Friday, April 19, 2024

A street called India: Where the Might of the Law is at its nakedest

Did you also read this article and wonder why something similar is not happening in India? 

My first step ashore as a seafarer to Singapore in 1975, as soon as the boat brought us to Clifford Pier, was right into the smiling arms of the Law. A tall, genial, bearded, turbaned Sikh Police Sergeant asked me in clipped Singapore style English if I wanted a free shave and haircut or if I wanted to first pay a fine and then go for a free shave and haircut. Trying to find a middle path, I showed him the “kada” on my wrist and cracked a stupid joke in Punjabi about his long hair and beard. In return I received a long serious stare – with a response in cold icy Singapore English that he would have one of his constables escort me to the nearest Gurudwara, where if I could prove that I could tie a Sikh turban, I was free to retain the turban on my head and proceed.

I opted for the free haircut and shave and received broad smiles from all the cops present. One of the younger cops also slipped me the visiting card of a nightclub and told me to take his name, I would get 33% off, on beverages as well as babes or boys.

This was not my first experience with the “either-or-option” approach of police forces, or for that matter all bureaucracy, in most countries other than India by then. But it showed up best with what I saw on subsequent trips to Singapore in the way they dealt with efficient use of resources without waste, in this case in the context of food on the move for a huge mixed population in a city short of space, which now has reached heritage status about 40-50 years later.

Singapore in the ’70s was a free-wheeling city-state. Legends from older seafarers spoke about how anything and everything to satisfy every known and unknown human taste was available – genuine, fake, legal, illegal. Some of my best evenings were spent at Bugis Street (also known then as Arab Street) talking in English, Hindi, Punjabi and Tamil with the trans-gender street-walkers who would gladly wriggle daintily on your lap and more while you went through a crab as big as your thigh and beer served in pitchers many times the holding capacity of your bladder.

But it was the way available public space was used for a huge variety of wares, including global food, served healthy and clean, which caught my observant eyes. Like the Sergeant at the boat jetty, the stall-operators were given an option, keep it clean and tidy – or else keep it clean and tidy and pay a penalty. 

For example – I spotted policemen, usually a pair of elderly genteel and young tough, armed with nothing more than a small baton (no lathis), strolling around, keeping an eye. The moment they spotted anything wrong, they would call the perp with the crook of a finger, and then take a Polaroid photograph of the flaw or offence with the perp in the frame standing next to the older senior cop. The perp, whether street hawker or street-walker, would sign the back of the photograph, put the time and date, and mostly that was that. The stall would be cleaned up, the street-walker would adjust her/his dress and stop playing with clients in public view, and the point was made. In a side-street somewhere was usually parked a paddy-wagon, out-of-sight, with more police waiting in case called by the blow of a whistle or the crackle of a walkie-talkie.
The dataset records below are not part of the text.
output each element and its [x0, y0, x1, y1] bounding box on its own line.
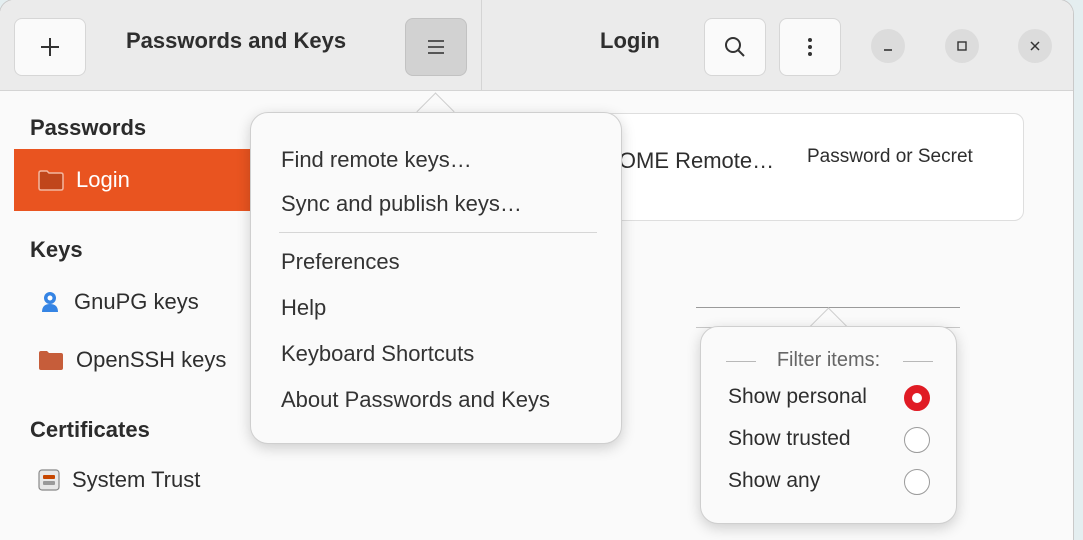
- minimize-icon: [884, 49, 892, 51]
- menu-item-keyboard-shortcuts[interactable]: Keyboard Shortcuts: [281, 341, 474, 367]
- folder-icon: [38, 169, 64, 191]
- item-type: Password or Secret: [807, 146, 973, 167]
- filter-option-show-personal-label[interactable]: Show personal: [728, 385, 867, 409]
- search-button[interactable]: [704, 18, 766, 76]
- certificate-icon: [38, 468, 60, 492]
- section-certificates: Certificates: [30, 417, 150, 442]
- filter-arrow-seam: [807, 327, 849, 335]
- sidebar-item-system-trust[interactable]: System Trust: [14, 449, 481, 511]
- filter-title-line-right: [903, 361, 933, 362]
- more-options-button[interactable]: [779, 18, 841, 76]
- main-menu-button[interactable]: [405, 18, 467, 76]
- hamburger-menu-icon: [428, 40, 444, 54]
- radio-show-trusted[interactable]: [904, 427, 930, 453]
- menu-item-find-remote-keys[interactable]: Find remote keys…: [281, 147, 472, 173]
- folder-icon: [38, 349, 64, 371]
- app-menu-popover: Find remote keys… Sync and publish keys……: [250, 112, 622, 444]
- close-icon: [1030, 41, 1040, 51]
- header-bar-right: Login: [481, 0, 1073, 91]
- sidebar-item-label: Login: [76, 167, 130, 192]
- search-icon: [725, 37, 745, 57]
- list-item[interactable]: NOME Remote… Password or Secret: [592, 113, 1024, 221]
- menu-separator: [279, 232, 597, 233]
- plus-icon: [41, 38, 59, 56]
- add-button[interactable]: [14, 18, 86, 76]
- header-bar-left: Passwords and Keys: [0, 0, 481, 91]
- sidebar-item-label: OpenSSH keys: [76, 347, 227, 372]
- maximize-icon: [957, 41, 967, 51]
- section-keys: Keys: [30, 237, 83, 262]
- popover-arrow-seam: [414, 113, 456, 121]
- sidebar-title: Passwords and Keys: [126, 28, 347, 53]
- radio-show-any[interactable]: [904, 469, 930, 495]
- sidebar-item-label: System Trust: [72, 467, 201, 492]
- menu-item-help[interactable]: Help: [281, 295, 326, 321]
- vertical-dots-icon: [808, 38, 812, 56]
- gnupg-key-icon: [38, 290, 62, 314]
- menu-item-sync-publish-keys[interactable]: Sync and publish keys…: [281, 191, 522, 217]
- page-title: Login: [600, 28, 660, 53]
- app-window: Passwords and Keys Login Passwords Login…: [0, 0, 1073, 540]
- section-passwords: Passwords: [30, 115, 147, 140]
- maximize-button[interactable]: [945, 29, 979, 63]
- item-name: NOME Remote…: [603, 148, 775, 173]
- minimize-button[interactable]: [871, 29, 905, 63]
- menu-item-preferences[interactable]: Preferences: [281, 249, 400, 275]
- close-button[interactable]: [1018, 29, 1052, 63]
- menu-item-about[interactable]: About Passwords and Keys: [281, 387, 550, 413]
- filter-popover: Filter items: Show personal Show trusted…: [700, 326, 957, 524]
- filter-option-show-trusted-label[interactable]: Show trusted: [728, 427, 851, 451]
- filter-option-show-any-label[interactable]: Show any: [728, 469, 820, 493]
- sidebar-item-label: GnuPG keys: [74, 289, 199, 314]
- radio-show-personal[interactable]: [904, 385, 930, 411]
“We now free of British, La”, is how it was explained, “these are my own Singapore people, La, no?”

Cut to India and street-food as well as street-walkers.
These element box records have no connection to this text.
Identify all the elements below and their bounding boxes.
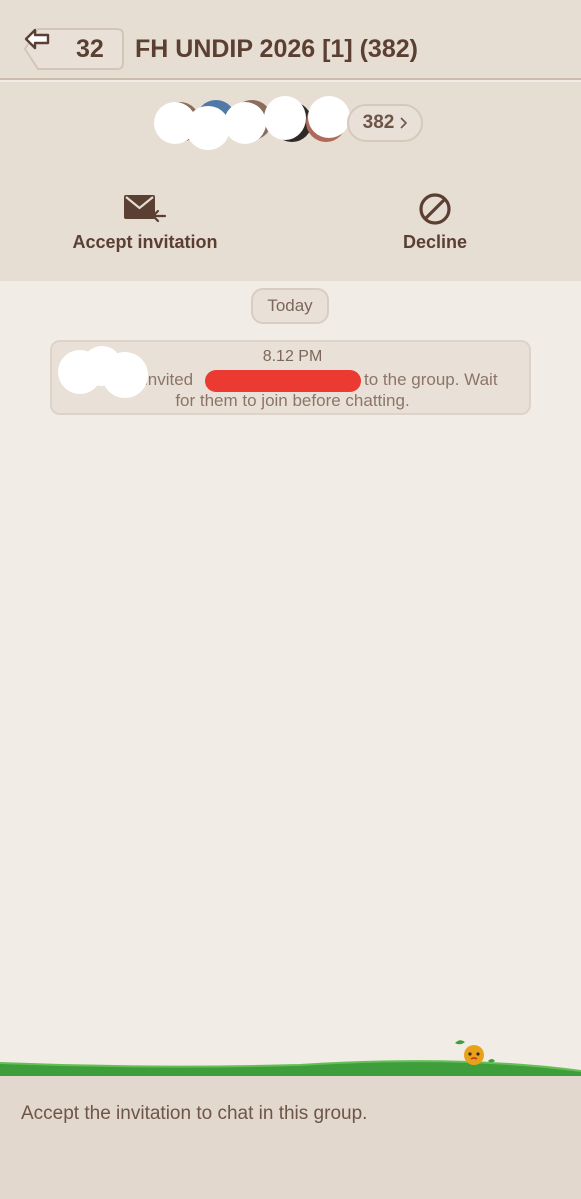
- avatar-redacted: [186, 106, 230, 150]
- avatar-redacted: [224, 102, 266, 144]
- member-avatars[interactable]: [0, 82, 581, 172]
- back-arrow-icon: [24, 28, 50, 50]
- message-text-continued: to the group. Wait: [364, 370, 498, 389]
- message-text-invited: invited: [144, 370, 194, 389]
- unread-count: 32: [76, 35, 104, 63]
- member-count: 382: [362, 112, 395, 133]
- invitation-panel: 382 Accept invitation Decline: [0, 82, 581, 281]
- accept-invitation-label: Accept invitation: [72, 232, 218, 252]
- envelope-arrow-icon: [123, 192, 167, 226]
- chevron-right-icon: [400, 117, 408, 129]
- avatar-redacted: [264, 96, 306, 140]
- grass-decoration: [0, 1040, 581, 1080]
- footer-notice-bar: Accept the invitation to chat in this gr…: [0, 1076, 581, 1199]
- inviter-avatar-redacted: [102, 352, 148, 398]
- chat-title: FH UNDIP 2026 [1] (382): [135, 35, 418, 63]
- footer-notice: Accept the invitation to chat in this gr…: [21, 1103, 368, 1124]
- redacted-name: [205, 370, 361, 392]
- decline-button[interactable]: Decline: [375, 192, 495, 262]
- header-bar: 32 FH UNDIP 2026 [1] (382): [0, 0, 581, 80]
- system-message: 8.12 PM invited to the group. Wait for t…: [50, 340, 531, 415]
- prohibited-icon: [418, 192, 452, 226]
- date-separator: Today: [251, 288, 329, 324]
- date-label: Today: [267, 296, 313, 315]
- decline-label: Decline: [402, 232, 468, 252]
- chat-screen: 32 FH UNDIP 2026 [1] (382) 382 Accept in…: [0, 0, 581, 1199]
- member-count-button[interactable]: 382: [347, 104, 423, 142]
- avatar-redacted: [308, 96, 350, 138]
- back-button[interactable]: 32: [24, 28, 124, 70]
- accept-invitation-button[interactable]: Accept invitation: [60, 192, 230, 262]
Committee van appears over the horizon. Spotters run ahead. Grapevine alerts the street. Stalls are dismantled. Stalls are knocked down. Wares are spirited away, Seizures are made. The young usually manage to save their assets. The older and the infirm and especially the women run wailing behind the committee van. And always, men with lathis, whether in uniform or civilian clothes. Implementing the Might of the Law.

A few hours later, deals will be made, goods returned. Street vendors and street walkers will return, suitably informed about how the Colonials never left, and fall deeper into debt as well as worse.

We are still not free of the British way of doing things in India, 73 years and counting, and it is high time we changed. And street food would be a great place to start, bottom up, for a top-down improvement to spread the message that “we now free of the British,”

There does appear to be some change in the air, to be fair, in some cities. Ahmedabad is just one example. I know of a few more.

But Delhi, Mumbai, Kolkata? I am leaving out the Southern States because huge improvement with street food and open to the road kind of eating places have taken place there.

It is the most populous metro cities and the Gangetic Belt which has a long way to go. And which has some of the oldest street-food traditions as well as cultures also.

Will we see some improvement, there, then? At this juncture, all we seem to have managed is rules and more rules. And the lathi to impose those rules. 

Veeresh Malik was a seafarer. And a lot more besides. A decade in facial biometrics, which took him into the world of finance, gaming, preventive defence and money laundering before the subliminal mind management technology blew his brains out. His romance with the media endures since 1994, duly responded by Outlook, among others.

A survivor of two brain-strokes, triggered by a ship explosion in the 70s, Veeresh moved beyond fear decades ago.